One study of Read Well® that falls within the scope of the English Language Learners review protocol meets the What Works Clearinghouse (WWC) evidence standards. This study, which included 34 first-grade English language learner students from one school in rural Colorado, examined program impacts on students’ reading and English language development.4

Based on this one study, the WWC considers the extent of evidence for Read Well® on English language learners to be small for both reading achievement and English language development. No studies that meet WWC evidence standards with or without reservations examined the effectiveness of Read Well® on English language learners in mathematics achievement.

Effectiveness

Read Well® was found to have no discernible effects on reading achievement and potentially positive effects on English language development for elementary school English language learners.

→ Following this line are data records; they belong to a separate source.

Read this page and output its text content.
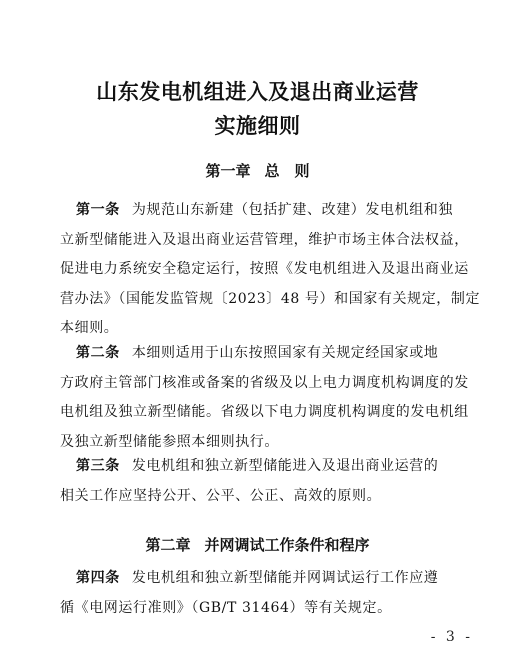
山东发电机组进入及退出商业运营
实施细则
第一章 总　则
第一条 为规范山东新建（包括扩建、改建）发电机组和独
立新型储能进入及退出商业运营管理，维护市场主体合法权益，
促进电力系统安全稳定运行，按照《发电机组进入及退出商业运
营办法》（国能发监管规〔2023〕48 号）和国家有关规定，制定
本细则。
第二条 本细则适用于山东按照国家有关规定经国家或地
方政府主管部门核准或备案的省级及以上电力调度机构调度的发
电机组及独立新型储能。省级以下电力调度机构调度的发电机组
及独立新型储能参照本细则执行。
第三条 发电机组和独立新型储能进入及退出商业运营的
相关工作应坚持公开、公平、公正、高效的原则。
第二章 并网调试工作条件和程序
第四条 发电机组和独立新型储能并网调试运行工作应遵
循《电网运行准则》（GB/T 31464）等有关规定。
- 3 -
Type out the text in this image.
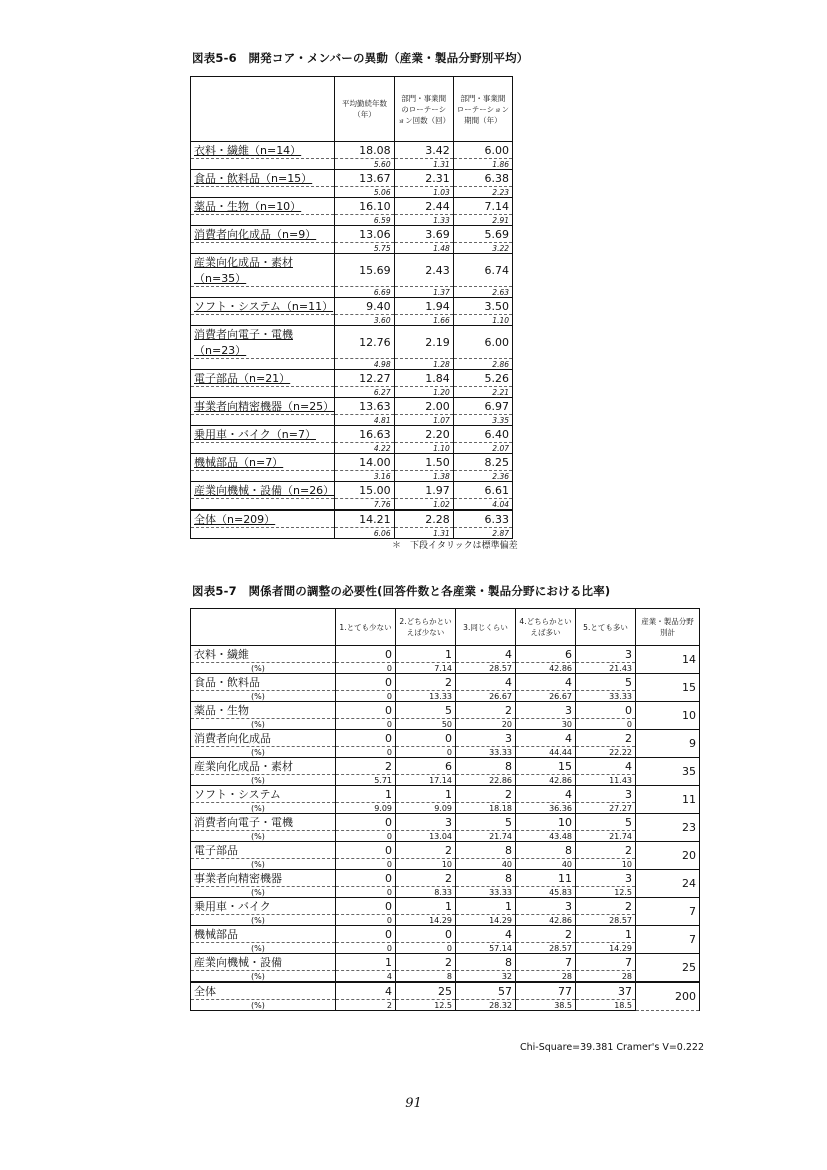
図表5-6　開発コア・メンバーの異動（産業・製品分野別平均）
	平均勤続年数（年）	部門・事業間のローテーション回数（回）	部門・事業間ローテーション期間（年）
衣料・繊維（n=14）	18.08	3.42	6.00
	5.60	1.31	1.86
食品・飲料品（n=15）	13.67	2.31	6.38
	5.06	1.03	2.23
薬品・生物（n=10）	16.10	2.44	7.14
	6.59	1.33	2.91
消費者向化成品（n=9）	13.06	3.69	5.69
	5.75	1.48	3.22
産業向化成品・素材（n=35）	15.69	2.43	6.74
	6.69	1.37	2.63
ソフト・システム（n=11）	9.40	1.94	3.50
	3.60	1.66	1.10
消費者向電子・電機（n=23）	12.76	2.19	6.00
	4.98	1.28	2.86
電子部品（n=21）	12.27	1.84	5.26
	6.27	1.20	2.21
事業者向精密機器（n=25）	13.63	2.00	6.97
	4.81	1.07	3.35
乗用車・バイク（n=7）	16.63	2.20	6.40
	4.22	1.10	2.07
機械部品（n=7）	14.00	1.50	8.25
	3.16	1.38	2.36
産業向機械・設備（n=26）	15.00	1.97	6.61
	7.76	1.02	4.04
全体（n=209）	14.21	2.28	6.33
	6.06	1.31	2.87
＊　下段イタリックは標準偏差
図表5-7　関係者間の調整の必要性(回答件数と各産業・製品分野における比率)
	1.とても少ない	2.どちらかといえば少ない	3.同じくらい	4.どちらかといえば多い	5.とても多い	産業・製品分野別計
衣料・繊維	0	1	4	6	3	14
(%)	0	7.14	28.57	42.86	21.43	
食品・飲料品	0	2	4	4	5	15
(%)	0	13.33	26.67	26.67	33.33	
薬品・生物	0	5	2	3	0	10
(%)	0	50	20	30	0	
消費者向化成品	0	0	3	4	2	9
(%)	0	0	33.33	44.44	22.22	
産業向化成品・素材	2	6	8	15	4	35
(%)	5.71	17.14	22.86	42.86	11.43	
ソフト・システム	1	1	2	4	3	11
(%)	9.09	9.09	18.18	36.36	27.27	
消費者向電子・電機	0	3	5	10	5	23
(%)	0	13.04	21.74	43.48	21.74	
電子部品	0	2	8	8	2	20
(%)	0	10	40	40	10	
事業者向精密機器	0	2	8	11	3	24
(%)	0	8.33	33.33	45.83	12.5	
乗用車・バイク	0	1	1	3	2	7
(%)	0	14.29	14.29	42.86	28.57	
機械部品	0	0	4	2	1	7
(%)	0	0	57.14	28.57	14.29	
産業向機械・設備	1	2	8	7	7	25
(%)	4	8	32	28	28	
全体	4	25	57	77	37	200
(%)	2	12.5	28.32	38.5	18.5	
Chi-Square=39.381 Cramer's V=0.222
91
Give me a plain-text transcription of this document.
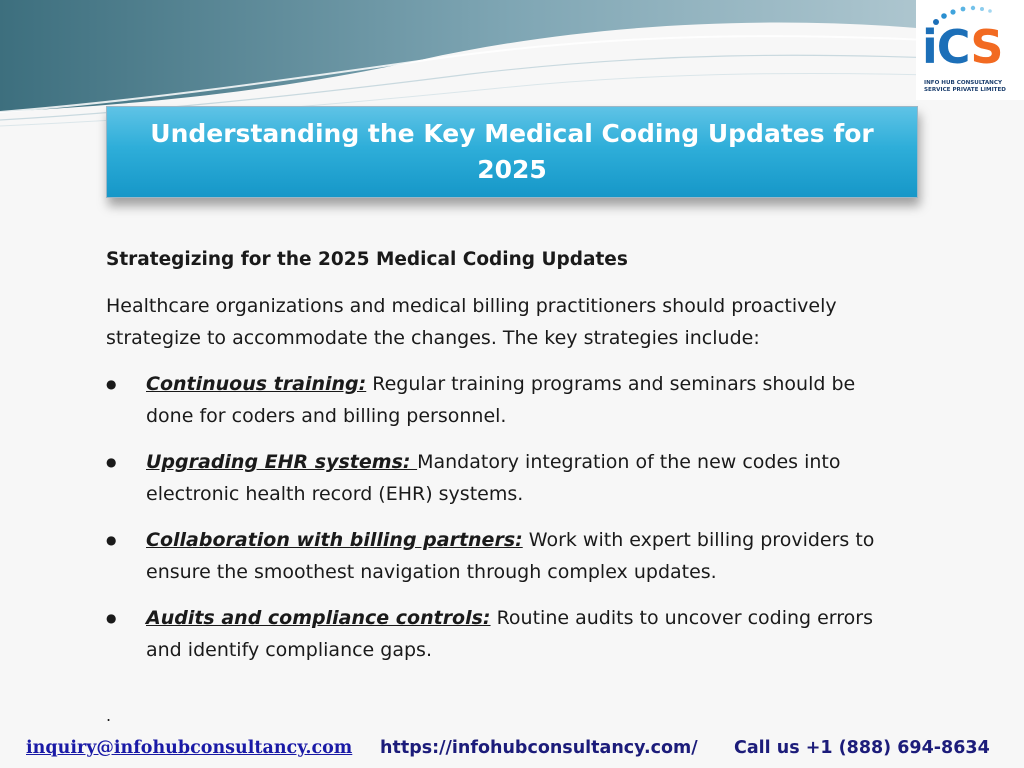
iCS
INFO HUB CONSULTANCY
SERVICE PRIVATE LIMITED
Understanding the Key Medical Coding Updates for 2025
Strategizing for the 2025 Medical Coding Updates
Healthcare organizations and medical billing practitioners should proactively strategize to accommodate the changes. The key strategies include:
● Continuous training: Regular training programs and seminars should be done for coders and billing personnel.
● Upgrading EHR systems: Mandatory integration of the new codes into electronic health record (EHR) systems.
● Collaboration with billing partners: Work with expert billing providers to ensure the smoothest navigation through complex updates.
● Audits and compliance controls: Routine audits to uncover coding errors and identify compliance gaps.
.
inquiry@infohubconsultancy.com https://infohubconsultancy.com/ Call us +1 (888) 694-8634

  Reading achievement English language development Mathematics achievement
Rating of effectiveness No discernible effects Potentially positive effects na
Improvement index5 Average: –1 percentile points
Range: –2 to –1 percentile points
Average: +21 percentile points

na

na

na = not applicable
1 This report has been updated to include reviews of four studies that were not included in the earlier review of Read Well®. Of these studies, two are not within the scope of the review protocol, one is within the scope of the protocol but does not meet evidence standards, and one meets standards. One study that meets standards with reservations in the earlier review (Denton, Parker, & Hasbrouck, 2004) no longer meets evidence standards because the intervention and comparison groups are not shown to be equivalent at baseline. (The protocol for the English Language Learners topic area was revised to specify that groups must be equivalent on the pretest for a quasi-experimental design.) A complete list and disposition of all studies reviewed is provided in the references.
2 The descriptive information for this program was obtained from a publicly available source: the program’s website (http://store.cambiumlearning.com/resource.aspx?page=ProgramOverview&site=sw&parentId=019005451, downloaded May 2009). The WWC requests developers to review the program description sections for accuracy from their perspective. Further verification of the accuracy of the descriptive information for this program is beyond the scope of this review. The literature search reflects documents publicly available by February 2009.
3The studies in this report were reviewed using WWC Evidence Standards, Version 2.0 (see the WWC Procedures and Standards Handbook, Chapter III), as described in protocol Version 2.0.
4 The evidence presented in this report is based on available research. Findings and conclusions may change as new research becomes available.
5 These numbers show the average and range of student-level improvement indices for all findings across the study.